Adding to the challenge of undertreatment, people with HIV have “about one to one-and-a-half-fold higher risk for heart attack compared with uninfected people, even after appropriate adjustment for clinical and demographic factors,” according to Dr Matthew J Feinstein (Northwestern University Feinberg School of Medicine, Chicago, IL), who isn’t connected with the study.

“They also have higher risk for heart failure, atrial fib, and stroke,” he said in an interview. “So they’re more likely to get cardiovascular disease than uninfected controls, and once they have it or are high risk for it, they may be less likely to get some forms of therapy.”

Indeed, Feinstein agreed, “there have been a lot of concerns about drug-drug interactions with certain HIV meds and statins, which may have led to statins being underutilized among HIV-infected people.”

Small studies have suggested that the concern is appropriate for lovastatin and simvastatin, he said, but pravastatin, atorvastatin, and rosuvastatin, for example, “all seem to be reasonably safe in HIV.”

So a cardiologist prescribing for a patient with HIV may aim for “the bare minimum, because they don’t want to interfere with antiretroviral drugs, which traditionally we cardiologists don’t know that much about,” Feinstein said.

Fragmentation of care may be a cause of such misunderstandings leading to undertreatment. “We may be doing an inadequate job, in our part of the medical community, of communicating across silos.”

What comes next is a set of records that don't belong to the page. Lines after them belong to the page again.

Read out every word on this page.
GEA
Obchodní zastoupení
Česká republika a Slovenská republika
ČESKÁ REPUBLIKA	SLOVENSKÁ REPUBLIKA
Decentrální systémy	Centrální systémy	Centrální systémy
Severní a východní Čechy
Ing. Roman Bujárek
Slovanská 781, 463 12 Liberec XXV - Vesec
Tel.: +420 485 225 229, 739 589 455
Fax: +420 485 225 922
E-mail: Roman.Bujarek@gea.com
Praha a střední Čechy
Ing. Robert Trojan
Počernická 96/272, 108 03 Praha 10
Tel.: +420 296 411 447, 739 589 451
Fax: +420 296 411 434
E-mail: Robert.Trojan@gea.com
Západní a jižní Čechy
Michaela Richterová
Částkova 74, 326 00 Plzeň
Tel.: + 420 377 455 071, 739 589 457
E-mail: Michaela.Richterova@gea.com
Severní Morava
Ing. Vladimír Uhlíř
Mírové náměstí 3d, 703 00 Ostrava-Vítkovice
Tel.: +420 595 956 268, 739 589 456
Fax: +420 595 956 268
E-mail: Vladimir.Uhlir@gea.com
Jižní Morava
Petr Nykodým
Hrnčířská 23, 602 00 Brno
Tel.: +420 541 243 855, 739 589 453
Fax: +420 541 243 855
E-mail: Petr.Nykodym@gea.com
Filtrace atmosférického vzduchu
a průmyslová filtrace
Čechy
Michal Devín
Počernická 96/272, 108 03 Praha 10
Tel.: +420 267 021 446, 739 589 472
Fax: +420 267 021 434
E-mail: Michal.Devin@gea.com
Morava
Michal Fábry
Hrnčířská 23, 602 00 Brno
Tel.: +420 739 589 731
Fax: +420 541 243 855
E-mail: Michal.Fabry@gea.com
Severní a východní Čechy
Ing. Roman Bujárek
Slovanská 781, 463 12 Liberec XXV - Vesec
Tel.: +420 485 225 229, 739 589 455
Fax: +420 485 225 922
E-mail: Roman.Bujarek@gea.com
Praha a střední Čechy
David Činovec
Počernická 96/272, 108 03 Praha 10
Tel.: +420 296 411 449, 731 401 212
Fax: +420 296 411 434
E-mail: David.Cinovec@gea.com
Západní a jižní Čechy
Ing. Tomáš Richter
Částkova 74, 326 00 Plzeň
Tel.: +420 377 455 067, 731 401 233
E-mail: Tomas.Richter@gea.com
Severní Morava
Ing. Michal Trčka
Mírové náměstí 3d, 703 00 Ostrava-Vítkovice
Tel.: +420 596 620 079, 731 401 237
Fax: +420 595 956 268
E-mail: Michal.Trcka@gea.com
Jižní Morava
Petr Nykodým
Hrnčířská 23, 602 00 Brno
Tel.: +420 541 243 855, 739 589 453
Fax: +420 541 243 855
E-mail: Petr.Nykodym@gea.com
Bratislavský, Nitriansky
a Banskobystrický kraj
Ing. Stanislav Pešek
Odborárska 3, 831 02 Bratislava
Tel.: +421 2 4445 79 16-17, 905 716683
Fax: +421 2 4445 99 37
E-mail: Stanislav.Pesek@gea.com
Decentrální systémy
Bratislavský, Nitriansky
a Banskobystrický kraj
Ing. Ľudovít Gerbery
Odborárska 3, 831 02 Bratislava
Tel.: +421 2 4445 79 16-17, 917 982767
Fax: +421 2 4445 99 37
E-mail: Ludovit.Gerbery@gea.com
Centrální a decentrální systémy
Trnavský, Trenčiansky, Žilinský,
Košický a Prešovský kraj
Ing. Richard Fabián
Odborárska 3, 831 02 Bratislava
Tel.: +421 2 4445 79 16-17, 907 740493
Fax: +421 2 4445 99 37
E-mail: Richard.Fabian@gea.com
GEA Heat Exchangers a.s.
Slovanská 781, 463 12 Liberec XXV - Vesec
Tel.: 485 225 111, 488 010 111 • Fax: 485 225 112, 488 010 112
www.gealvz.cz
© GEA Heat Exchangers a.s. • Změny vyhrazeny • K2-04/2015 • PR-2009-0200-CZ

In people with HIV and CV risk factors, “There’s a lot of residual benefit that we’re missing out on. And I think pushing statin dose further will probably be helpful,” he said. “But we don’t have the hard outcomes data to tell us that yet.”

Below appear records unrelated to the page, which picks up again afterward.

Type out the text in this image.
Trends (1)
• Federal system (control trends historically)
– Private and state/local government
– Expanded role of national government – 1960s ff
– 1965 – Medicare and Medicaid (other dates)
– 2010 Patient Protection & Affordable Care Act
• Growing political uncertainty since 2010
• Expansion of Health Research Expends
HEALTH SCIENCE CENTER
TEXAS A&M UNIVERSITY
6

Another possible source of undertreatment: changing health needs as the HIV-positive population ages, Ladapo observed. Perhaps a quarter in the US are older than 75, he said.

“There’s been a big shift in the demography of patients with HIV in this country, and I think it’s catching people flat-footed.”

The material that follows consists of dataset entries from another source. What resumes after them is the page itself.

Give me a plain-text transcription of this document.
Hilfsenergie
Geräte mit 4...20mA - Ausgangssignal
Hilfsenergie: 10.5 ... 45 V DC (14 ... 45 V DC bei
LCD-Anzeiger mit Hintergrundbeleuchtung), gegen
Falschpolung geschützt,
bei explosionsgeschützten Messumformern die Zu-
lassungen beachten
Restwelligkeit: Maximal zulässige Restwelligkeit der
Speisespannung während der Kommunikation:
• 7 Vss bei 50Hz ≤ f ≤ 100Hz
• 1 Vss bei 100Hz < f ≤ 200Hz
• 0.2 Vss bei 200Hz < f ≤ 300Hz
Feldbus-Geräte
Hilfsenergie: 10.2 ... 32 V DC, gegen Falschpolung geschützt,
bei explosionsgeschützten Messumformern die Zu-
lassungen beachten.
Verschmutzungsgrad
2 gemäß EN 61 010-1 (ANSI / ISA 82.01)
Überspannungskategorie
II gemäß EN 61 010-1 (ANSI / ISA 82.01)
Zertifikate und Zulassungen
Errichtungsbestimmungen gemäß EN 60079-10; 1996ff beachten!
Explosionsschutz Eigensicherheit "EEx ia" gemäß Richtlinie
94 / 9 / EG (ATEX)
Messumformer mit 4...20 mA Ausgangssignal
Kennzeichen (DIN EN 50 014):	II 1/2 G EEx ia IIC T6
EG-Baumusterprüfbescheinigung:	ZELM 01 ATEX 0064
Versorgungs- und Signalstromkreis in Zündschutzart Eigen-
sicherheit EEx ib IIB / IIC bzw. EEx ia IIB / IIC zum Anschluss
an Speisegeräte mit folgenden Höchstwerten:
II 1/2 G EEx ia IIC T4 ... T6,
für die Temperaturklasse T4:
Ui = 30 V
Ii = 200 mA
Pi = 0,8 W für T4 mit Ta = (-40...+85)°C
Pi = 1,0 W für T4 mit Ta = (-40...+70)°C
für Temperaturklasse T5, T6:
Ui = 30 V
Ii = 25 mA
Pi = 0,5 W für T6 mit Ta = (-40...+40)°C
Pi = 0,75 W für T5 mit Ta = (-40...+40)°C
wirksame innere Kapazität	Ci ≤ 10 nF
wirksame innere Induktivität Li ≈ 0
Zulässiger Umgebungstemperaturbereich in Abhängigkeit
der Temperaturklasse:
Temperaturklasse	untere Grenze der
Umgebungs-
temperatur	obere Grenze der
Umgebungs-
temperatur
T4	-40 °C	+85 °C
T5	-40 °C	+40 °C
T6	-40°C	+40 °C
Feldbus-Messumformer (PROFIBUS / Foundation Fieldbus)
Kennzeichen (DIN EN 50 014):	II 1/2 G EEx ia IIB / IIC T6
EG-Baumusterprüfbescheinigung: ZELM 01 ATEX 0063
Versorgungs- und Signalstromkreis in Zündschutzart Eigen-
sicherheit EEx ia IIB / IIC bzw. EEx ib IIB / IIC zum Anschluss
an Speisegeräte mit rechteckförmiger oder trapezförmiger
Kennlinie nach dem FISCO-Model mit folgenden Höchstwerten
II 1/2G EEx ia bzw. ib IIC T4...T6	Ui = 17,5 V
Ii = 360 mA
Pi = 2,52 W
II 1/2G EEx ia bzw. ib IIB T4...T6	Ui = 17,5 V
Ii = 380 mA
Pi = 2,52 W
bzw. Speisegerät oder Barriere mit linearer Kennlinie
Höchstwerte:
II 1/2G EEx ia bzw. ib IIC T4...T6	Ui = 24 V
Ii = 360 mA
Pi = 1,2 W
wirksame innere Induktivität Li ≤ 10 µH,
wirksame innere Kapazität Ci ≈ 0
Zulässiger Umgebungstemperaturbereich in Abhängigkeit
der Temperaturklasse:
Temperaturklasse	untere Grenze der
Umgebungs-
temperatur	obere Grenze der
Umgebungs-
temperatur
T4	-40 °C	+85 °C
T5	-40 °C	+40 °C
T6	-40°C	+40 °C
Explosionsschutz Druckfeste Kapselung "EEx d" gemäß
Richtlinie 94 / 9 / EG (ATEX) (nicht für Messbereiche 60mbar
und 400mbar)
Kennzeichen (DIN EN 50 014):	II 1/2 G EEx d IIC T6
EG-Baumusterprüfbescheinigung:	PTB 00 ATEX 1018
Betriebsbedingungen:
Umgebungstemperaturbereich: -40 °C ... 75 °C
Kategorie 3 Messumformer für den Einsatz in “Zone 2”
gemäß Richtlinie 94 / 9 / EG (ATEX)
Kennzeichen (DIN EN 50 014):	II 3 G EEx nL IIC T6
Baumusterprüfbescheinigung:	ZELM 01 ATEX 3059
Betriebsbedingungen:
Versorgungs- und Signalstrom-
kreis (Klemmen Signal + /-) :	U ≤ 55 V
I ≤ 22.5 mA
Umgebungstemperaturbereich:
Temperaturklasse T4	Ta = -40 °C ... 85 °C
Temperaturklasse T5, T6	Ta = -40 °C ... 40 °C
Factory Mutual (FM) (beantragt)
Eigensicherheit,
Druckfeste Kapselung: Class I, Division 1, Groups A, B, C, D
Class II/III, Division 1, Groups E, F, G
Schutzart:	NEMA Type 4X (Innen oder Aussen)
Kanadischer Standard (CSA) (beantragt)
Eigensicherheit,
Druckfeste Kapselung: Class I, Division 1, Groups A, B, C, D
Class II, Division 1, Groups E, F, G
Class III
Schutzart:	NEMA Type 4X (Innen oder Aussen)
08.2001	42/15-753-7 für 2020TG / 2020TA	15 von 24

A lot of the focus in their care is on antiretroviral therapy, he observed; that is, getting them to take and adhere properly to the meds with the goal of achieving an undetectable viral load.

In the process, “It’s possible other important primary care—not only cardiovascular care but also things like colorectal cancer screening, mammography, and other things that we know are evidence-based and improve outcomes—are kind of taking a back seat,” he said.

“Whereas that was probably not a big problem when most people with HIV were still very young, we’re now at a point where more are older, and it’s becoming more important.”

Feinstein proposed, in addition, that “a lot of people with HIV may be marginalized and may systematically not have the same access to multispecialty care that people without HIV have.”

In the analysis that accounted for 1631 physician visits by people with CV risk factors and HIV and 226,862 such people without HIV infection, a statin prescription was ensured for only 23.6% of HIV patients who had diabetes, CV disease, or dyslipidemia. The corresponding figure for patients without HIV was 35.8% (P<0.01).

Odds Ratio (OR)a for Guidelines-Appropriate CV Treatment Prescription in People with HIV vs Without HIV

CV treatment OR (95% CI) P
Aspirin or other antiplatelet 0.53 (0.30–0.94) 0.03
Statin 0.51 (0.32–0.82) <0.01
Antihypertensive meds 0.88 (0.48–1.58) 0.66
Diet and exercise counseling 0.78 (0.51–1.21) 0.27
Smoking-cessation advice or medicationsb 1.51 (0.90–2.53) 0.12

a. Propensity-adjusted for age, sex, ethnicity, Medicaid vs uninsured, urban/rural setting, obesity/overweight, smoker, dyslipidemia, diabetes mellitus, hypertension, CVD, and a year-based time trend

b. Smoking cessation meds include nicotine-replacement therapy, varenicline, and bupropion

The problem of undertreatment with cardiovascular meds isn’t unique to people with HIV, Lapado pointed out. So there may be tried and true solutions, such as building CV care in HIV into electronic health record prompts and the reimbursement infrastructure.

“Some sort of economic incentive to single it out, essentially make it more economically feasible for physicians to address preventive cardiovascular care and potentially other preventive primary care in patients with HIV,” he proposed.

The authors have no relevant financial relationships, nor does Feinstein.